Posted by: Rhonda | February 15, 2006 at 07:08 PM
So, uh, how many water is there in a shower??? We still live and die by naps, but morning around here is 5:30, 6:00 if I'm lucky...no matter how early or late he goes to bed. AND IT SUCKS!!!!! If you come up with a brilliant plan I'll pay big $$$$$ if it'll keep heathen boy in bed longer.
Good luck!
Posted by: christie | February 15, 2006 at 07:44 PM
My 3 year old dropped her nap last summer, when her sister was only 4 months old. They had been napping simutaneously, and the hour in the afternoon to myself was exactly what I needed to recharge.
I've done the "quiet time" thing. I put her in her bed with some books, and she would read them, then play in her room until I came and got her. (We put a gate on her door at night, because we have big, old house with a big, steep staircase, so she never felt "locked in" she was just used to it.) That lasted a month, then she started being scared upstairs by herself. Now, I am truly ashamed to admit that I put on Noggin, or a movie, tuck her into the rocking chair, and that's that. I don't know what else to do, but if she doesn't have quiet time, and I don't have quiet time, we're both a mess by the end of the day! And SOMETIMES..she falls asleep.
Good luck. Her sister wakes up between 5:30 and 6 AM every morning, and it is really just hard to get up that early!
Posted by: Bethany | February 15, 2006 at 07:51 PM
My children (ages 2 and 4) don't nap consistently. I am impressed he napped after 3 years old. I will add that benedryl, which was suggsted by my PEDIATRICIAN!?, does not put either of my kids to sleep. It makes them jumpy and unable to sleep at nighttime.
Does he fall asleep in the car? Mine do, inconsistently. And it doesn't help if you want to do anything other than waste gas while you idle the car. But you can read printed material.
Posted by: Sarah | February 15, 2006 at 08:02 PM
Been there.

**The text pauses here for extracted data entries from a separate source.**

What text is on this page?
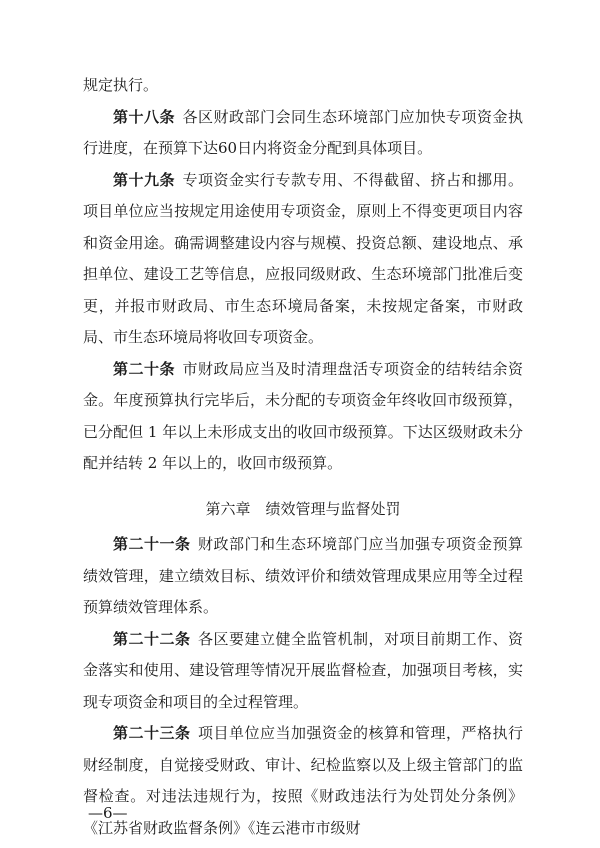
规定执行。

第十八条 各区财政部门会同生态环境部门应加快专项资金执行进度，在预算下达60日内将资金分配到具体项目。

第十九条 专项资金实行专款专用、不得截留、挤占和挪用。项目单位应当按规定用途使用专项资金，原则上不得变更项目内容和资金用途。确需调整建设内容与规模、投资总额、建设地点、承担单位、建设工艺等信息，应报同级财政、生态环境部门批准后变更，并报市财政局、市生态环境局备案，未按规定备案，市财政局、市生态环境局将收回专项资金。

第二十条 市财政局应当及时清理盘活专项资金的结转结余资金。年度预算执行完毕后，未分配的专项资金年终收回市级预算，已分配但 1 年以上未形成支出的收回市级预算。下达区级财政未分配并结转 2 年以上的，收回市级预算。

第六章 绩效管理与监督处罚

第二十一条 财政部门和生态环境部门应当加强专项资金预算绩效管理，建立绩效目标、绩效评价和绩效管理成果应用等全过程预算绩效管理体系。

第二十二条 各区要建立健全监管机制，对项目前期工作、资金落实和使用、建设管理等情况开展监督检查，加强项目考核，实现专项资金和项目的全过程管理。

第二十三条 项目单位应当加强资金的核算和管理，严格执行财经制度，自觉接受财政、审计、纪检监察以及上级主管部门的监督检查。对违法违规行为，按照《财政违法行为处罚处分条例》《江苏省财政监督条例》《连云港市市级财

—6—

Not much I can do but sympathize- one time I sent The Cutie Pie downstairs while I was in a comatose sleep-deprived fog. He went downstairs and turned on the TV- came back a few minutes later telling me some kids died in a fire (he had turned on the local news). Boy, did that wake me up.
Posted by: Leggy | February 15, 2006 at 08:24 PM
I'm not a parent, but my dad used a trick on me when I was a kid that seemed to work. He'd lay down with me and tell me to keep my eyes shut for 10 minutes. If I opened them, the time started over. If I was still awake at the end of the 10 minutes, I could get up. I was NEVER awake. :)
Posted by: g | February 15, 2006 at 08:34 PM
Sad news. I have very bright 9 year old. But he is still murky on what constitutes an "emergency" for early morning waking of Mommy. Not 2 months ago it was, "Mommy, can you get these Legos apart for me?" And I can see how in his planet, making progress on his Lego vehicle would be the very definition of an "emergency." And my daughter? She's 7. So does that explain why it would seem appropriate to wake me so I can tie on her dress-up outfit at 6:30 a.m. I mean, THAT is surely an "emergency". Without my assistance her princess game would come to a screeching halt. So. Yeah. Good luck with that.